Ah, minha menina. Se acaso pensas que eu, por um só dia, não pensei em ti, engana-se redondamente. Se a ausência de minha poesia não lhe passou despercebida, deixa-me dizer-lhe que a poesia se ausentou de mim. Não dá sinais de vida. Meus esforços são inúteis. Eu sento-me à mesa, no sofá, no chão, deito-me, levanto-me, leio, ouço poesias, músicas, ponho-me à frente do caderno habitual, mas nada. Nem mesmo Vinícius (velho Vininha, que muito me inspirou), consegue fazer-me dar à luz à poesia. Mesmo enquanto escrevo essas palavras de tristeza faço tremendo esforço para expressar-me. E agora temo coisas que não temia. Temo não voltar a escrever; temo ter perdido meu ritmo. Temo não mais te amar.

Sim, menina. Confesso-te que não entendo mais nem um por cento de meus sentimentos. Volto a dizer que ainda penso em ti. Mas não penso com tanto fervor. Penso em ti, mas não bate com tanta violência o coração em meu peito. Conto-lhe tais coisas, menina, pois se não o contasse certamente te esqueceria; e esqueceria de como se faz a arte escrita. Esqueceria-me de como se diz palavras à toa que se completam no vago espaço do papel.

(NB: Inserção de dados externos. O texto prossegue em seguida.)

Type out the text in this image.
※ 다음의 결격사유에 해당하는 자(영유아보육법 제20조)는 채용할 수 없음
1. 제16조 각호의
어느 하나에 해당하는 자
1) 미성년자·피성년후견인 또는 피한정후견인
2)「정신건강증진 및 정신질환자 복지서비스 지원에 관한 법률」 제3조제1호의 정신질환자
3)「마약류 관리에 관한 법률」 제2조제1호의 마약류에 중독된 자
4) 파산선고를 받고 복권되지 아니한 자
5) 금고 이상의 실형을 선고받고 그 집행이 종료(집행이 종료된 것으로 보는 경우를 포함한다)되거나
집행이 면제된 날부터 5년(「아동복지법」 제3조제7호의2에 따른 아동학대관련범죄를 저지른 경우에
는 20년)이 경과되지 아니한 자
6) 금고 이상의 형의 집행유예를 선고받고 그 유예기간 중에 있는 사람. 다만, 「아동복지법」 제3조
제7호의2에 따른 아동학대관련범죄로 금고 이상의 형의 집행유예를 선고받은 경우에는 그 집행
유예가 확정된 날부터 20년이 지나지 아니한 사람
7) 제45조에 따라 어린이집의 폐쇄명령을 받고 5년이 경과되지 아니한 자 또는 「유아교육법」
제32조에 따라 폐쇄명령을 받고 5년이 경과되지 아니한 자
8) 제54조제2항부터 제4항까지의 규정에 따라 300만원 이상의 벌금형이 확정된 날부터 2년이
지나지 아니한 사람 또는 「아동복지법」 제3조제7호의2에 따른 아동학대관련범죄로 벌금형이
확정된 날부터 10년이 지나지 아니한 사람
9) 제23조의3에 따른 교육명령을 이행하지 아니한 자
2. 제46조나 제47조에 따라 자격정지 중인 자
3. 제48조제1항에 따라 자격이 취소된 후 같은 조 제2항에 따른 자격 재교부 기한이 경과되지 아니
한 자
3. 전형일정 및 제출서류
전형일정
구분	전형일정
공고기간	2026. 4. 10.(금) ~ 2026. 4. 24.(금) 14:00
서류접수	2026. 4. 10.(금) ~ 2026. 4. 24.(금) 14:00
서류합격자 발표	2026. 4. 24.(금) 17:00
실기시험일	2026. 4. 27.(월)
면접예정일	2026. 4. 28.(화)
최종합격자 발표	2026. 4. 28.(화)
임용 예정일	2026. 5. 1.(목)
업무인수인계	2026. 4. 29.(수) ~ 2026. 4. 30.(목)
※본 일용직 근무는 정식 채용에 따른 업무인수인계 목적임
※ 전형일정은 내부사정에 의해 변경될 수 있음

Algumas palavras me escapam. Esqueci-me de como é bonito falar de forma complicada; não sei mais nenhuma palavra complicada. O inglês, que fui forçado a aprender por motivos de currículo, me fugiu há muito. Poucas palavras me lembro, mas sequer sei seus significados. Honey, darling, love, hope... Poderia consultar dicionários, enciclopédias, mas não adiantaria, estou certo.

Desculpe-me, menina minha, desculpe-me. Estas palavras escrevo somente por temer o esquecimento. Medo de esquecer... Medo de ser esquecido... Medo.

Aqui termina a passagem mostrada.